Ieri il Presidente Mattarella ha conferito 25 attestati d’onore di “Alfiere della Repubblica” ai giovani che si sono distinti come costruttori di comunità le loro azioni coraggiose e solidali:

“Sono giovani che rappresentano modelli positivi di cittadinanza e che sono esempi dei molti ragazzi meritevoli presenti nel nostro Paese” dice il Quirinale.

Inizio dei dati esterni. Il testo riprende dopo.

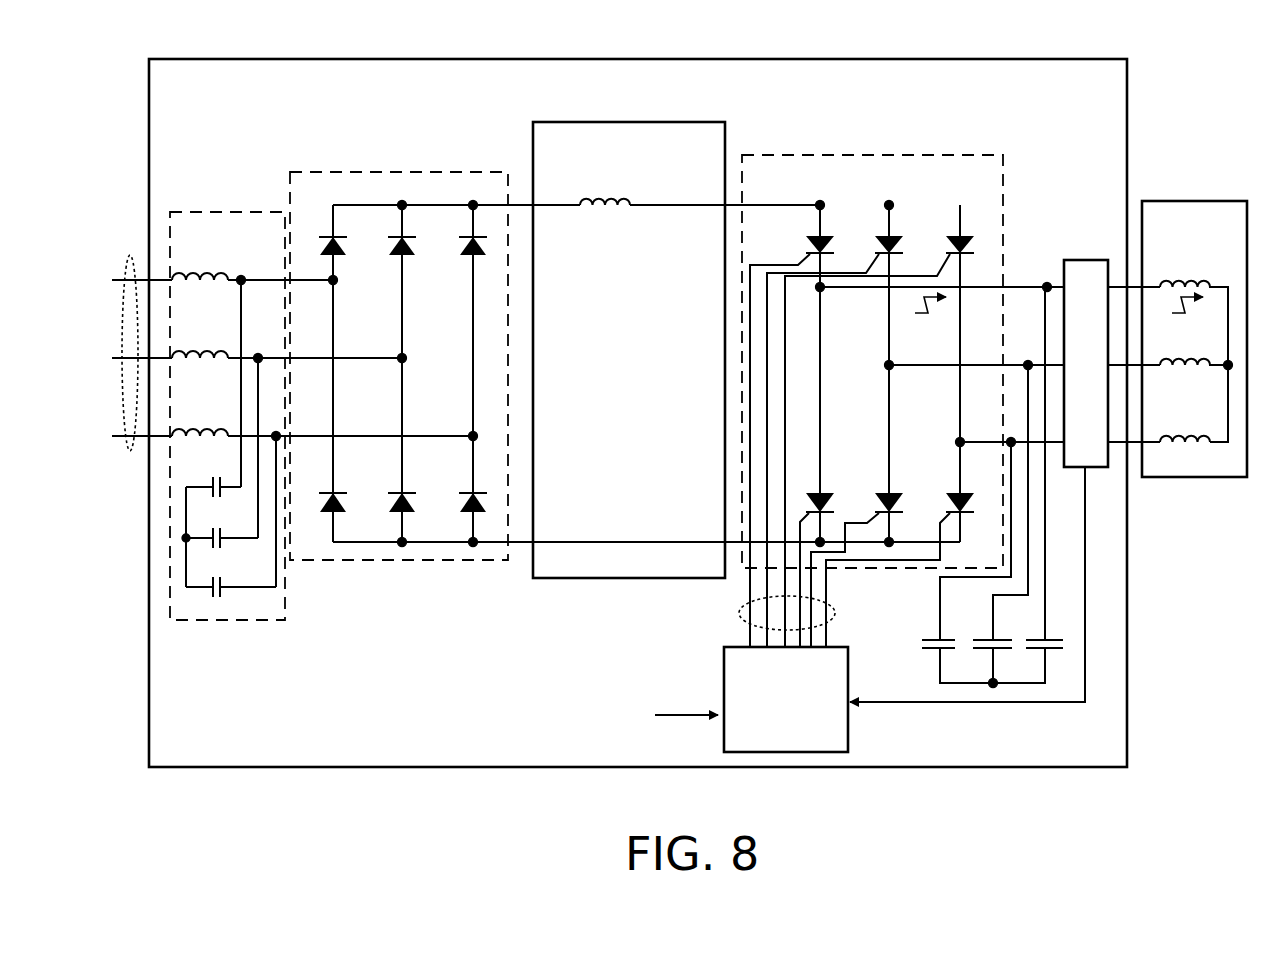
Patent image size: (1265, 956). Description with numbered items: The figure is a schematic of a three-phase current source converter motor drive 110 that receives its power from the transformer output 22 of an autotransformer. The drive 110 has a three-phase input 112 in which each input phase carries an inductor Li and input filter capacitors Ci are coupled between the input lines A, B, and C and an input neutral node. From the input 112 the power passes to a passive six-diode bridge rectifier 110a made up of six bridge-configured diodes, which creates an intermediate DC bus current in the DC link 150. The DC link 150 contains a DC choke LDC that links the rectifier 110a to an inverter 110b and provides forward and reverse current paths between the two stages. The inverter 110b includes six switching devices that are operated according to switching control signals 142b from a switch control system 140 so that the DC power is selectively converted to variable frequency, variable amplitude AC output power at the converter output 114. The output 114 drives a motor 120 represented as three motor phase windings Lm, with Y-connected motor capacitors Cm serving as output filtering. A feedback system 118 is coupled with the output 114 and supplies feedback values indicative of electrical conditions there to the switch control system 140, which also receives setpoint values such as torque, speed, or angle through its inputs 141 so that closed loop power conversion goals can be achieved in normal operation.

The current source converter motor drive 110 is at (149, 77).
The transformer output 22 is at (127, 266).
The three-phase input 112 is at (238, 212).
The passive six-diode bridge rectifier 110a is at (332, 172).
The DC link 150 is at (533, 147).
The inverter 110b is at (1003, 178).
The switching control signals 142b is at (741, 612).
The feedback system 118 is at (1064, 266).
The converter output 114 is at (1135, 492).
The motor 120 is at (1188, 201).
The switch control system 140 is at (724, 684).
The setpoint inputs 141 is at (686, 718).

Tra questi vi è Loris, che per aiutare una compagna non vedente, ha non solo ideato ma anche progettato una speciale cintura che sfrutta un sistema di sensori a ultrasuoni per guidare i movimenti. In questo modo, una persona non vedente può muoversi più liberamente guadagnando autonomia.

La sua idea era nata già quando Loris frequentava la seconda media per aiutare l’amica non vedente, che camminava con l’ausilio del bastone. Grazie al supporto di una sua insegnante, ha deciso insieme ad altri compagni, di creare prima un libro tattile per la ragazza. Poi in prima liceo, stimolato da un corso pomeridiano di coding, si è posto un obiettivo più ambizioso: permetterle di muoversi  con più agilità.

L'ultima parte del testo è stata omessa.